Natalie | Mrs. Janney | said...

I pumped A LOT for Henry. The only trick with pumping instead of nursing is that you are supposed to pump every time they feed, otherwise your supply will drop. It isn't such a big deal in the beginning, because you are producing so much. But more so after they start solids, it is REALLY important to pump EVERY time they would nurse. So when you go to your small group, you would probably take a bottle from previously pumped milk and then pump when you get home. The other con for pumping is that they can draw milk out of the breast so much more efficiently nursing than pumping. So your supply can drop a little because you just aren't getting the milk out. Plus with washing parts and the fact that you can't do anything really while you pump or while you feed the bottle (versus just when you are nursing), it just takes more time. But bottle-feeding is certainly more convenient when out and about that nursing. Good luck! I hope you find a groove that works for you! And great job sticking with it.

kelseylynae said...

You know my story. Blythe had A LOT of bottles. She would down a bottle in literally 2 minutes OR we could nurse for 45. Say what?! So for me, it WAS quicker to actually pump, give her a bottle, then wash everything. However, she was my only child. With Becks it was a little trickier and then at four months she up and decided she hated the bottle [little rat]. Basically what I did was tried to always pump after the morning feed, because I could get almost another entire feed. And if I consistently did that, then if I had to/wanted to skip one of the afternoon feedings and just bottle feed, I could. Or I could save it up. With Becks my plan was to be very proactive in pumping so I could stop nursing at 9/10 months and have enough stockpiled to just bottle feed her until we changed to milk. And I had enough… but then she wouldn't take the bottle so I gave it all away. But I switched her to whole milk at 10 months anyway because…second baby! ;)

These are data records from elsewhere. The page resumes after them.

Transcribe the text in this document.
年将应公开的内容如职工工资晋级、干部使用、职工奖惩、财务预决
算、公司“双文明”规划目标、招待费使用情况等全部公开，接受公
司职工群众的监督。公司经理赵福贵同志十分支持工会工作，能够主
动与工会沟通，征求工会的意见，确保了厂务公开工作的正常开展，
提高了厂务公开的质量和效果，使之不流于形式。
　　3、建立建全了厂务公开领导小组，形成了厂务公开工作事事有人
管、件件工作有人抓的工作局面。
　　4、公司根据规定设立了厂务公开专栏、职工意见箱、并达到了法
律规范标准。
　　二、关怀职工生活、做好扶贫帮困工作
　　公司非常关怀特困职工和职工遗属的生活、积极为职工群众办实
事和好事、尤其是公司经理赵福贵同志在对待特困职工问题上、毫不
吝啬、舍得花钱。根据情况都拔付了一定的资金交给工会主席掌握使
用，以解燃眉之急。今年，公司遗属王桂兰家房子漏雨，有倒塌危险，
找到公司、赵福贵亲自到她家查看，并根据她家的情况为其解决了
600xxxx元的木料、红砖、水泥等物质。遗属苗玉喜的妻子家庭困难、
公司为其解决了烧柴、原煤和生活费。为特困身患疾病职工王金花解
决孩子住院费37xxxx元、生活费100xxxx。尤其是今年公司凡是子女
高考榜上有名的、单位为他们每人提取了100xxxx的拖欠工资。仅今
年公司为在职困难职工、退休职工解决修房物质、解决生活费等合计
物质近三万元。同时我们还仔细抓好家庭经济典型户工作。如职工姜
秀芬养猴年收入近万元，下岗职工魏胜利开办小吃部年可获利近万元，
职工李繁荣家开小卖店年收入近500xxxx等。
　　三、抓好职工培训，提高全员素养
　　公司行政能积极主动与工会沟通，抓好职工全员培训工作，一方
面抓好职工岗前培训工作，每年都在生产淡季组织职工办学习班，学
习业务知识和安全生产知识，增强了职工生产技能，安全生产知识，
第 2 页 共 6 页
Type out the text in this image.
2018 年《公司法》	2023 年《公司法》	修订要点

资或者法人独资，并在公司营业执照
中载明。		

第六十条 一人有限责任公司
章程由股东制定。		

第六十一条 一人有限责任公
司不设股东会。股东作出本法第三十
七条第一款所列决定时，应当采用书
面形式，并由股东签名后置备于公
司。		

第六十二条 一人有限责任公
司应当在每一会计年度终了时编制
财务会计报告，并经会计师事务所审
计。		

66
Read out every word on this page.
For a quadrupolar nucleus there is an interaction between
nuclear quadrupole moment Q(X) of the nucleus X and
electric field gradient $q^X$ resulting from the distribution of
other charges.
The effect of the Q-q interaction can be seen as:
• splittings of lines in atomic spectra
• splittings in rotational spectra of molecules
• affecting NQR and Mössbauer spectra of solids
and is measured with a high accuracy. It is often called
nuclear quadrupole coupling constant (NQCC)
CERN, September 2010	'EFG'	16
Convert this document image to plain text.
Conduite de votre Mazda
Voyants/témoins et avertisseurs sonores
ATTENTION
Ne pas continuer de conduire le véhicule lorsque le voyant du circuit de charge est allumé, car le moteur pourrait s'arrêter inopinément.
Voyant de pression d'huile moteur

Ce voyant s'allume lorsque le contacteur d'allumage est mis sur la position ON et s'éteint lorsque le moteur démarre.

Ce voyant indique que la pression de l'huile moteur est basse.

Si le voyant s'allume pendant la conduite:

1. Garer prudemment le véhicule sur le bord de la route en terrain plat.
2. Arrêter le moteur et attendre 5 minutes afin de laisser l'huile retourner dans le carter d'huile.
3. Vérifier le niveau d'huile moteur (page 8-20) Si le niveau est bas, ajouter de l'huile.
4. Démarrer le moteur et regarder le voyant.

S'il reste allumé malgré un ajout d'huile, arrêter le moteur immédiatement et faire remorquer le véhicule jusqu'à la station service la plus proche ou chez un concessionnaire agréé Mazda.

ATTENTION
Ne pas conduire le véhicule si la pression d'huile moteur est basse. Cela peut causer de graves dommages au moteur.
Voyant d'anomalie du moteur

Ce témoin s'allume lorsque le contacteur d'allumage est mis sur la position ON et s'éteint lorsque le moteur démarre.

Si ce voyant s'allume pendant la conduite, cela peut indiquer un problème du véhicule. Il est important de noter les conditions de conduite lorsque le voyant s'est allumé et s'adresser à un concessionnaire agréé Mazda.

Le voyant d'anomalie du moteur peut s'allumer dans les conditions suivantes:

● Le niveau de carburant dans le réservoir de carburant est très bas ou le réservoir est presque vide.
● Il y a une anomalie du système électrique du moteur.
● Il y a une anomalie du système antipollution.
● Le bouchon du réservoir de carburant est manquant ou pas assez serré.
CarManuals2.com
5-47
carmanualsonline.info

People always say that you can't get as much pumping as you can nursing/that you don't get as much etc, but I've had several lactation consultants tell me that's not true and several friends who exclusively pumped for 12 months and had PLENTY.

Basically it boils down to: you need to pump as many times as you need to feed him, but it doesn't always have to be when you feed him. You could save one of your pumping sessions for when the kids are all asleep, another for when Landon gets home, and another for after they are in bed for the night. As long as you know you aren't going to nurse him right away, you'll have enough milk. DOes that make sense?

Long live the bottle!!! AND I had a friend who would buy the bulk formula at SAMs and nurse when it was convenient and formula in a bottle when it wasn't. And I was so jealous. And I should have just done that. What is wrong with us?!!

Good luck. You'll figure it out. Glad it's going better this time. [And if it makes you feel better, I never once had a breastfeeding session I enjoyed in two years time, but pumping never bothered me much].